Sachin Gupta, CEO and Co-Founder, HackerEarth
On employment and education
“The budget’s focus on healthcare and agriculture indicates that it’s largely structured to benefit the rural economy. There are few initiatives that impact corporate India and even fewer aimed at startups. However certain initiatives aimed at employment such as PF contribution by government and talent development through education grants are highly welcome.”

On Digital India
“There is a massive transformation that’s happening across industries primarily led through technologies like AI, IoT, Big Data and others. India has the unique opportunity to drive these innovations for business across the globe but it needs a concerted effort to create skilled talent. The move by the government to focus on these technologies through Digital India is appreciated.”

Bala Parthasarathy, CEO and Co-Founder, MoneyTap
On lending and fintech
“I believe that the 2018 Union Budget would have an overall positive impact on the FinTech and Financial Services sector. It is obviously a complex act to balance multiple factors such as our Fiscal deficit targets (that stayed around 3.2 percent this last year), GDP growth, unemployment rates, boost to our manufacturing sector and all of this in the backdrop of balancing inflation and the recapitalization of PSU Banks.

"The government is giving a strong push to domestic manufacturing, especially with the 372 new business reforms for improving ease of business. This may also show a further rise on consumption side. Both of these factors put together would facilitate a healthy retail Credit growth. It’s possible that a lot of this credit growth may come from the private sector banks, which is a good thing as digital and technology adoption is higher with these banks.

"Some smart phones prices may go up, but with the push on domestic manufacturing and ease of doing businesses, we may see more phone variations coming out in the market across price points. Smartphone penetration will probably continue to see a rise and further help the various Fintech services (such as wallets, lending products, PFM’s etc.) that are built on smartphone apps and mobile protocol stacks.
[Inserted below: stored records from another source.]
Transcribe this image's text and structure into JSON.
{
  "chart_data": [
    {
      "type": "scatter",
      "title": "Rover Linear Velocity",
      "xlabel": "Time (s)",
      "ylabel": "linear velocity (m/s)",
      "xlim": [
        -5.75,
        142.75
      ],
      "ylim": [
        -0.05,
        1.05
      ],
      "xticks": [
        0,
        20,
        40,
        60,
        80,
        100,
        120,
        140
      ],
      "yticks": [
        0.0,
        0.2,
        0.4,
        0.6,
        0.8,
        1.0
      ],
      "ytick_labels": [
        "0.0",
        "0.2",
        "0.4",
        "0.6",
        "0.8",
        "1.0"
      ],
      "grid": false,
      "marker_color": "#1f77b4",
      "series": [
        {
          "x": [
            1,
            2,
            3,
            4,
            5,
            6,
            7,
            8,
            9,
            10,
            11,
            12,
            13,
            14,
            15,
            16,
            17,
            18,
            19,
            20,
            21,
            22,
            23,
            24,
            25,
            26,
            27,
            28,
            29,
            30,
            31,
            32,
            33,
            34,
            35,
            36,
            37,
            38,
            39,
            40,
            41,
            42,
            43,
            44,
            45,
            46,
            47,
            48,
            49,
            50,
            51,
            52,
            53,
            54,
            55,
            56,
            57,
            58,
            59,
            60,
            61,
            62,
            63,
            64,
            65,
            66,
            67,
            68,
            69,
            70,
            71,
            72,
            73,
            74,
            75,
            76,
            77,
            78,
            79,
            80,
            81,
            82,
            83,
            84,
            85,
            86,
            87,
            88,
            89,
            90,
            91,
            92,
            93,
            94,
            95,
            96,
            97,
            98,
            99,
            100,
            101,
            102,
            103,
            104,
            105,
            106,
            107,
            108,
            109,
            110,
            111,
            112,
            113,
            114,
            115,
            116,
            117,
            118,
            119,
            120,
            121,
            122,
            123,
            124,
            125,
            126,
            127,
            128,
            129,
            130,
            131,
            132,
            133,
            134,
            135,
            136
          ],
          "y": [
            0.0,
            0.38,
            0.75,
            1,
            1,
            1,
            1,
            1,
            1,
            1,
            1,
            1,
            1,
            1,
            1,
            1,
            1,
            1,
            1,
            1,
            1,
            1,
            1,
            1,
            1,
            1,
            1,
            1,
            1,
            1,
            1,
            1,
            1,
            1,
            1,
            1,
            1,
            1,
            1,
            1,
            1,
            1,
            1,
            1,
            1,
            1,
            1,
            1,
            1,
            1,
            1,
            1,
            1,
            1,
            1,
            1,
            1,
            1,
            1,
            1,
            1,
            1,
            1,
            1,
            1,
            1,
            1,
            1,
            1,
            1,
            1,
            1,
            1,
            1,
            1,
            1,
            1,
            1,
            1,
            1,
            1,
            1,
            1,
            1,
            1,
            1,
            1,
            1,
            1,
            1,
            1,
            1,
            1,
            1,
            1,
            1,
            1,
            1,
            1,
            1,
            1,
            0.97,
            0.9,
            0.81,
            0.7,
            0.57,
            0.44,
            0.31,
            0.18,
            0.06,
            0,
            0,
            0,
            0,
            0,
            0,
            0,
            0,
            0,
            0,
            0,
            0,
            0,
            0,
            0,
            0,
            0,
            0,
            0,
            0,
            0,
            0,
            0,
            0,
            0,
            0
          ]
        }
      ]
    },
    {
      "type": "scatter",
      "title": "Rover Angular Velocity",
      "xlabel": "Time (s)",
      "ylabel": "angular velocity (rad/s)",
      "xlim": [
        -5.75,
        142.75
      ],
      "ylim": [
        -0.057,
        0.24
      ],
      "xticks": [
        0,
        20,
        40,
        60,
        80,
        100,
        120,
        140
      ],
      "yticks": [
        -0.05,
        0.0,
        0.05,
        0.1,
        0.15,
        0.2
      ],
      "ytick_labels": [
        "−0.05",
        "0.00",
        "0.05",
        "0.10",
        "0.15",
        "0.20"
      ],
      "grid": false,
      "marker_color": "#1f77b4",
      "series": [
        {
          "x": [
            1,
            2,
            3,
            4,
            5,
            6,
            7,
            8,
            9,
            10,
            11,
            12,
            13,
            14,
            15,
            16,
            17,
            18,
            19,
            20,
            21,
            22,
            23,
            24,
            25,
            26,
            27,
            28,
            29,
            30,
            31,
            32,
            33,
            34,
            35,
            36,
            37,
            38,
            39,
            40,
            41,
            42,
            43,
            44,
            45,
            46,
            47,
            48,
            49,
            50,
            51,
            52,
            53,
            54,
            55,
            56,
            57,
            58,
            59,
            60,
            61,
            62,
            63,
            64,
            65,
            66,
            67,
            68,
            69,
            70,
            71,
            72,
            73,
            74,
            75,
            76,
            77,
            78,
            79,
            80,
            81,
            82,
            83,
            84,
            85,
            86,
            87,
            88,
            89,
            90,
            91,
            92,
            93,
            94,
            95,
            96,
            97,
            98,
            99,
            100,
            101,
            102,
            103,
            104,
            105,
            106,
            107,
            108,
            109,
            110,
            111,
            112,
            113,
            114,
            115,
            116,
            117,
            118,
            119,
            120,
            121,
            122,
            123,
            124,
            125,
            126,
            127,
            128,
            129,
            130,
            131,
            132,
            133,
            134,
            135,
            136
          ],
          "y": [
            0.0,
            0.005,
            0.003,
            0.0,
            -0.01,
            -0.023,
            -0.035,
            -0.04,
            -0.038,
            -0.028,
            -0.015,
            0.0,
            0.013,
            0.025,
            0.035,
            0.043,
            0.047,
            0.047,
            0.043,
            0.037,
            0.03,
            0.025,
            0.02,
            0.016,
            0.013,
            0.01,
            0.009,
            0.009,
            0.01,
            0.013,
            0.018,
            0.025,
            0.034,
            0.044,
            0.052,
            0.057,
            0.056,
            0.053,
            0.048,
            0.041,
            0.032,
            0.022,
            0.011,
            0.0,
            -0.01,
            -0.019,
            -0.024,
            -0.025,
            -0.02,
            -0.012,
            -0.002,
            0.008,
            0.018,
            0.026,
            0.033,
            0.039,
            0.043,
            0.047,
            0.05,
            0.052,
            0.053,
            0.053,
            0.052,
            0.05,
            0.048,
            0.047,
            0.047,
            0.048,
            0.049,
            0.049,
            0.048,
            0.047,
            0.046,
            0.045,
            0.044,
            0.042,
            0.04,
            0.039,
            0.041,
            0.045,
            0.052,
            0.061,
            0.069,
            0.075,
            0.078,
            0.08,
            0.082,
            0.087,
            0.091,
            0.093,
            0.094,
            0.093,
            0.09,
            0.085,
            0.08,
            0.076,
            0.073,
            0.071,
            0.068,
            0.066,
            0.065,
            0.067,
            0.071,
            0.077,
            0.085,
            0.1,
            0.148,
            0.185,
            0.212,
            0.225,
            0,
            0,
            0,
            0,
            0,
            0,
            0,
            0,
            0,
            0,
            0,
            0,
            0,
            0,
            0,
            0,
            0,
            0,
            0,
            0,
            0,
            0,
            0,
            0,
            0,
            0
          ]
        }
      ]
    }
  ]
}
"The focus on cleaning up balance sheets of over-leveraged PSU banks and resolving NPAs should ease cash flow burdens of these institutions and is a good signal for enabling business growth. This should encourage higher adoption of cost efficient lending practices which is the strength of FinTechs in the lending space. So Fintechs would benefit from this either as direct lending or increased collaboration with banks. On the flip side, the exchequer might also see some spending pressures.
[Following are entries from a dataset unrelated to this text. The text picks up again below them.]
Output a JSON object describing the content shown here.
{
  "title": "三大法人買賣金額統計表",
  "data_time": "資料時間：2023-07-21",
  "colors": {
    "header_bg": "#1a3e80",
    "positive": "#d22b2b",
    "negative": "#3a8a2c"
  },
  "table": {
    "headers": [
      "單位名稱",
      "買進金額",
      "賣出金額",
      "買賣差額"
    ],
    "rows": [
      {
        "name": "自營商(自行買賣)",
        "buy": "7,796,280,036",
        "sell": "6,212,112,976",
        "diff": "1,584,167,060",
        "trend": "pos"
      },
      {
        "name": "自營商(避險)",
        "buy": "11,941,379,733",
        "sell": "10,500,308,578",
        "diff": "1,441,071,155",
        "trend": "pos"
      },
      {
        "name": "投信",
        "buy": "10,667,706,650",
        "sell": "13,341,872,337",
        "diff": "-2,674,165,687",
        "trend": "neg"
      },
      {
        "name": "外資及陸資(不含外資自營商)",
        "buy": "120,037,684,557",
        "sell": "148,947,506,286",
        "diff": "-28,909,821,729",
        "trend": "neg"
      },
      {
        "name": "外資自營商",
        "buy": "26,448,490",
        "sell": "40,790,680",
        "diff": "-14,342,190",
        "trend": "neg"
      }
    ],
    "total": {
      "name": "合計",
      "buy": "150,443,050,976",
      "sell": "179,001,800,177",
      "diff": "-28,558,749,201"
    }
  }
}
"As the GST adoption picks up and new initiatives around blockchain, ML and AI see R&D spends and adoption from the government as Arun Jaitley pointed out, the technology will start playing an even bigger role in driving cost efficiencies and increasing revenue for BFSI and FinTech players.

"It will be interesting to see how the whole cryptocurrency piece plays out as the govt. has a skeptical view of that.

"Overall, I think the budget is going to give a strong push to our economy in the right direction of technology adoption, higher ease of doing business, enabling consumption and credit growth and making us a more digital savvy society.”